# Liberty Movement > Liberty Campaigns > Liberty Campaign Evaluation >  Campaign Evaluation: David Jolly (U.S. House, FL-13)

## Bryan

This thread is intended to be a collection point of the strong pros and cons of any potential liberty candidate / campaign that is being discussed / promoted on the forum. You are welcome to post both positive and not-so-positive attributes about the candidate as they related to their position on supporting liberty as well as issues relating to their campaign. The most important information may be aggregated in this top post for easy reference.

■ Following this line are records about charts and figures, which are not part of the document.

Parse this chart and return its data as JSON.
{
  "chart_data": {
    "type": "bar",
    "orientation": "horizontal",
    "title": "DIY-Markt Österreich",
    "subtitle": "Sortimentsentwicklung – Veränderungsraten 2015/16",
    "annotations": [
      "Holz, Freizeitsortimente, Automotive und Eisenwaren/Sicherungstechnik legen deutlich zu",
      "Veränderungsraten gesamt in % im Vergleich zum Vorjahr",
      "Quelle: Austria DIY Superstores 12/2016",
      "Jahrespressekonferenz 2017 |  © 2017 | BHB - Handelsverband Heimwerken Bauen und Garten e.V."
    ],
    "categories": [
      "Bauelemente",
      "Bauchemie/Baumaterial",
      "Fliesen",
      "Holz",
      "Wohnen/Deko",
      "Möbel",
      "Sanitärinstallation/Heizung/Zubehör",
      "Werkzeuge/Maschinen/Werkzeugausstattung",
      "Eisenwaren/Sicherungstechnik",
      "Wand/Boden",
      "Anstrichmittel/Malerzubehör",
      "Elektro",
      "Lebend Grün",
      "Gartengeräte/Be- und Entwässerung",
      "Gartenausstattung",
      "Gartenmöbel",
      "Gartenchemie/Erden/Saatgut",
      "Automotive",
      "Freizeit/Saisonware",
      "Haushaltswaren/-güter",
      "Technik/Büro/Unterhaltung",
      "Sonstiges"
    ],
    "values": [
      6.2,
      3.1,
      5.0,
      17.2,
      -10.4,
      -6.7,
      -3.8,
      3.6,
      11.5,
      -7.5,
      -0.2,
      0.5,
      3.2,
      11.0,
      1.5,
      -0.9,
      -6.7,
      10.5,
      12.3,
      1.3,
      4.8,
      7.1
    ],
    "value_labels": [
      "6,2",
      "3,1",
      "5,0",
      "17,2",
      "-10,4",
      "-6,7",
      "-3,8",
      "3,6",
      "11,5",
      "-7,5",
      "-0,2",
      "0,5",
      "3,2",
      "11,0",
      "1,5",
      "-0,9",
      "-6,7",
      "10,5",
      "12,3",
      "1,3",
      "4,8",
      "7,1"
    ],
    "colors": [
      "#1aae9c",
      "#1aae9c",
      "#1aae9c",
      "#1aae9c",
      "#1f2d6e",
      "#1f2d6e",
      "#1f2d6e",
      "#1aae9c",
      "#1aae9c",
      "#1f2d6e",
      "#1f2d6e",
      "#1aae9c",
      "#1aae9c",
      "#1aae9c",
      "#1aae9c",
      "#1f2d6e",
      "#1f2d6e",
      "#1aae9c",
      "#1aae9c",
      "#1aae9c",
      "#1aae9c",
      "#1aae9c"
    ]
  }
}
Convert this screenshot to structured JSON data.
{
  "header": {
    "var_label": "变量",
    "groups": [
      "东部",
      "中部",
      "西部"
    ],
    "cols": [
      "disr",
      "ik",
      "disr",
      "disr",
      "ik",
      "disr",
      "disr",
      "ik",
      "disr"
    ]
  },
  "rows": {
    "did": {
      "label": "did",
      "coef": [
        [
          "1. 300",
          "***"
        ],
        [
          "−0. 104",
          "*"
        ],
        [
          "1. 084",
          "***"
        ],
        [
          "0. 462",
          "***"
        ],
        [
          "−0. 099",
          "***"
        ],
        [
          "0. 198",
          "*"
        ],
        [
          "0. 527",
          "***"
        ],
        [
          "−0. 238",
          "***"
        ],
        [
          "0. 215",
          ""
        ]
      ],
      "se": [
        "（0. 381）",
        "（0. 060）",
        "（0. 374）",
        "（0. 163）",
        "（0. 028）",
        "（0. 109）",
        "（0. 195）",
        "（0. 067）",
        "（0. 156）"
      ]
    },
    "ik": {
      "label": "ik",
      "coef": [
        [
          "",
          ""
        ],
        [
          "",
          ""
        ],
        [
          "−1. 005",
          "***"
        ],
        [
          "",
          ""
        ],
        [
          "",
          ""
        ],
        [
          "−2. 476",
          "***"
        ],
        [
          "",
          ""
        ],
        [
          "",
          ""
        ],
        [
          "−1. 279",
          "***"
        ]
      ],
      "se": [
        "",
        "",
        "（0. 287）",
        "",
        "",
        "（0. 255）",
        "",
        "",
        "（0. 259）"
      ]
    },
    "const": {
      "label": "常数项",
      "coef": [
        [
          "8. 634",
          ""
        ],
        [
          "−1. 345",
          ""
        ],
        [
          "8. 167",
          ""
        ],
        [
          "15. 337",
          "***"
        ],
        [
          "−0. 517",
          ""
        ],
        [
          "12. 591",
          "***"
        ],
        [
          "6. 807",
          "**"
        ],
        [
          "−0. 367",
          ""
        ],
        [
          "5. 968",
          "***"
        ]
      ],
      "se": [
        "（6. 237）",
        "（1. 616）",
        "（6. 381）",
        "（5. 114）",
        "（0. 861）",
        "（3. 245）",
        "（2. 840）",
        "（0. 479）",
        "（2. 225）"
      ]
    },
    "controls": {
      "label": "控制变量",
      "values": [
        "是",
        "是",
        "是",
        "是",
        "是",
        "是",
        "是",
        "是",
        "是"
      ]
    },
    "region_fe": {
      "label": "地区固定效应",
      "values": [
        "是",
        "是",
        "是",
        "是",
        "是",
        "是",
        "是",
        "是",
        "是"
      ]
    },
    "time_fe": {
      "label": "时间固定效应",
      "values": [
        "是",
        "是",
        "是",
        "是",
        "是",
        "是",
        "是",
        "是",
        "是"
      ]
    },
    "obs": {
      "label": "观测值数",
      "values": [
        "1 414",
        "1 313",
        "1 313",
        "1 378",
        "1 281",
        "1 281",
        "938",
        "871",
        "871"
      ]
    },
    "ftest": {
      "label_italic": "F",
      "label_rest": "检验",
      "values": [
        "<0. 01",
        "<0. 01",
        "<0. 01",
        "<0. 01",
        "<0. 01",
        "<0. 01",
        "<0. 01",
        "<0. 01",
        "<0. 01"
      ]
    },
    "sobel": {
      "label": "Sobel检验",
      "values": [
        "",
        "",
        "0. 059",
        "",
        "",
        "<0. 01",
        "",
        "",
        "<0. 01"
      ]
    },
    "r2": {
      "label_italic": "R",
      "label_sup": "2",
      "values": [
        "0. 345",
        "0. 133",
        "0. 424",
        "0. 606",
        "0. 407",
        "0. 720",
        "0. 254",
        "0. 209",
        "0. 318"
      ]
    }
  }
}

*Candidate Name:* David Jolly
*Office Sought:* U.S. House
*Website:* http://davidjolly.com
*Social Media:* 
https://www.facebook.com/DavidJollyCD13
https://twitter.com/@DavidJollyCD13

*Candidate Profile: On the Issues*
Civil Liberties: [Rating TBD]
Constitutional Issues: [Rating TBD]
Economic Issues: [Rating TBD]
Foreign Policy: [Rating TBD]
Social Issues: [Rating TBD]
*Overall Issues Rating:* [Rating TBD]

*Race Profile: Competition & Demographics*
State: Florida
District: 13
Incumbent:
Other Primary Candidates: 
Non-Incumbent Candidates from Other Parties: 
Relevant poll numbers: None.
*Overall Race Profile Rating:* [Rating TBD]

*Miscellaneous Pros/Cons*
Key strong points: 

Unknown points for further research:

Possible weak points:

Possible deal breakers:

*Overall Rating:*

----------


## CG1976

Just announced his full support of John Boehner on Larry King's show about a week ago.

----------


## compromise

The special election is over and he won, so there's not much point of this thread any more. He's not going to lose his seat.

----------


## jeffro97

His only opposition is from a Libertarian candidate named Lucas Overby. A Democrat was entered in the race, but dropped out last minute after pretty much being pushed out of the party. 

Jolly's record in Congress can be summed up pretty much into one word: establishment. Votes for gun control, more spending, disrespect for the 4th Amendment, and so on.

----------


## philipped

I WANT OVERBY TO WIN

----------